Un mistero che resta da chiarire, così come dibattuta rimane la questione del rapporto con la religione di un pittore che per alcuni sarebbe addirittura eretico e miscredente.
Ancora negli anni Trenta del 900 la Chiesa stessa lo considerava eretico, “una persona troppo cruda nel suo modo di rappresentare il sacro”, sottolinea la direttrice dei Musei Vaticani Barbara Jatta.
Un’immagine che gli studi degli ultimi decenni hanno almeno in parte ribaltato, tanto che c’è chi sostiene, come il tedesco Bert Treffers, che non si possono comprendere appieno le sue opere senza far riferimento alle Sacre Scritture.
Colto e perfettamente calato nella religiosità del suo tempo, Caravaggio in fatto di religione sarebbe stato un convinto conservatore. Tanto rivoluzionario nella composizione dei dipinti, nella scelta dei modelli, nell’uso della luce, quanto tradizionale nei suoi sentimenti religiosi.

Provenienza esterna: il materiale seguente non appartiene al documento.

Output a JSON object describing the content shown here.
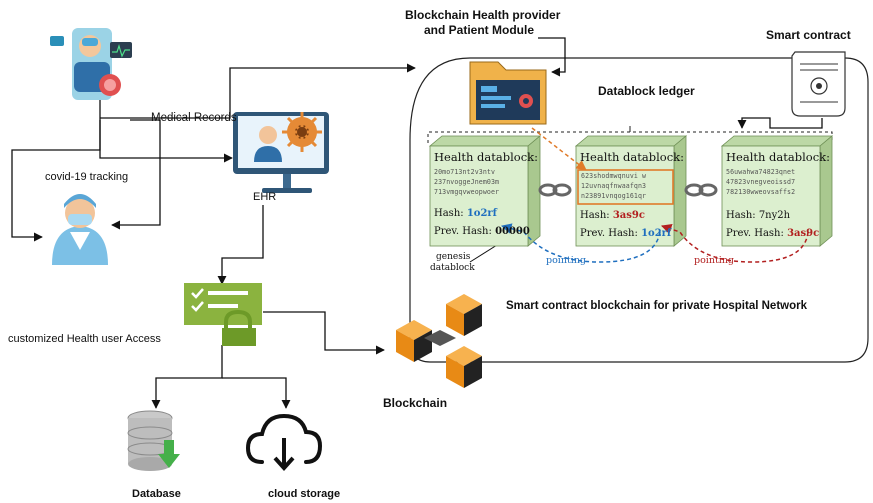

Capace di grande sintonia con i suoi altolocati committenti, i Mattei, i Giustiniani, il cardinal Del Monte e la stessa Chiesa di Roma, di cui prende le posizioni.
Altro che eretico e miscredente, insomma. Treffers ne è convinto: nelle opere del grande Caravaggio, arte e fede sono indissolubilmente legate, “impossibile comprenderne l’una senza l’altra”.